Overview
The molecular processing pipeline in HoneyBee handles various types of molecular data, including DNA methylation, gene expression, protein expression, DNA mutation, and miRNA expression. The pipeline preprocesses, integrates, and generates embeddings from these diverse molecular profiles for downstream machine learning applications.

Key Features
- Support for multiple molecular data types
- Comprehensive preprocessing pipelines
- Feature selection and dimensionality reduction
- Multi-modal integration of molecular data
- Integration with clinical features
- Embedding generation using specialized models
Data Acquisition and Preprocessing
HoneyBee utilizes publicly available datasets from repositories such as TCGA and UCSC Xena:
from honeybee.processors import MolecularProcessor
# Initialize the molecular processor
processor = MolecularProcessor()
# Load data from file
gene_expression = processor.load_data("path/to/gene_expression.csv")
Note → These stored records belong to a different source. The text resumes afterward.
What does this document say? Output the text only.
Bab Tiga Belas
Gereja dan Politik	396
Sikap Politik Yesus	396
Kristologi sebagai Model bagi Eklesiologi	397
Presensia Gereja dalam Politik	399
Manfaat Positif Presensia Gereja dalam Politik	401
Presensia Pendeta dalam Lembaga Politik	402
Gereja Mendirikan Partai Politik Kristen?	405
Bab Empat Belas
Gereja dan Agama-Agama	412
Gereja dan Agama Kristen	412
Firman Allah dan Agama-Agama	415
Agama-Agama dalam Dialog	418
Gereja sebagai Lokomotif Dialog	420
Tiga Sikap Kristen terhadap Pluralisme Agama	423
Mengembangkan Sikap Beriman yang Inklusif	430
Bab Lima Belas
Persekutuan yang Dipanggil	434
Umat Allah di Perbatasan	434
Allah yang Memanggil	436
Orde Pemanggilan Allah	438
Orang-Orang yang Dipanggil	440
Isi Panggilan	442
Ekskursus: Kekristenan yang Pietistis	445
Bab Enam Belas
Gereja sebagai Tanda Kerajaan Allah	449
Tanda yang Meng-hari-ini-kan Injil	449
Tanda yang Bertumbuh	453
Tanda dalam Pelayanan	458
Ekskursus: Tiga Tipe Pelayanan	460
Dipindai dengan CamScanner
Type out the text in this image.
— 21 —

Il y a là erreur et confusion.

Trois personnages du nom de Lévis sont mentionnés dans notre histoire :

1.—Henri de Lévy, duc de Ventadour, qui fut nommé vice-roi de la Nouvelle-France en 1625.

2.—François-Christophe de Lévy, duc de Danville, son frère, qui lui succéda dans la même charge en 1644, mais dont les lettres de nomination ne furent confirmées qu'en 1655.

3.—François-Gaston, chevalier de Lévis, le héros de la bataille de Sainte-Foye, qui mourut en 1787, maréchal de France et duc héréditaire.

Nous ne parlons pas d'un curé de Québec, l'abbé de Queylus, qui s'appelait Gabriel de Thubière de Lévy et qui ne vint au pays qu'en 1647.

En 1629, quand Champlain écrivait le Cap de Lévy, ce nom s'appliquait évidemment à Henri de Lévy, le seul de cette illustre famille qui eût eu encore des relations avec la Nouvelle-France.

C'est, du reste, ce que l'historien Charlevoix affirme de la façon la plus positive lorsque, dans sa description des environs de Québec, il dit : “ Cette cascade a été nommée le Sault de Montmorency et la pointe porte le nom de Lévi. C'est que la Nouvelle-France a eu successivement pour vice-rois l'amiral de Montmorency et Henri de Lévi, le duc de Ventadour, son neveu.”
methylation = processor.load_data("path/to/methylation.csv")
mutations = processor.load_data("path/to/mutations.csv")
# Basic preprocessing
processed_expression = processor.preprocess(
gene_expression,
modality="gene_expression",
normalize=True,
log_transform=True
)
processed_methylation = processor.preprocess(
methylation,
modality="methylation",
normalize=True
)
processed_mutations = processor.preprocess(
mutations,
modality="mutation",
binarize=True
)
Feature Processing and Selection
Clean and optimize feature sets for analysis:
from honeybee.processors import MolecularProcessor
processor = MolecularProcessor()
gene_expression = processor.load_data("path/to/gene_expression.csv")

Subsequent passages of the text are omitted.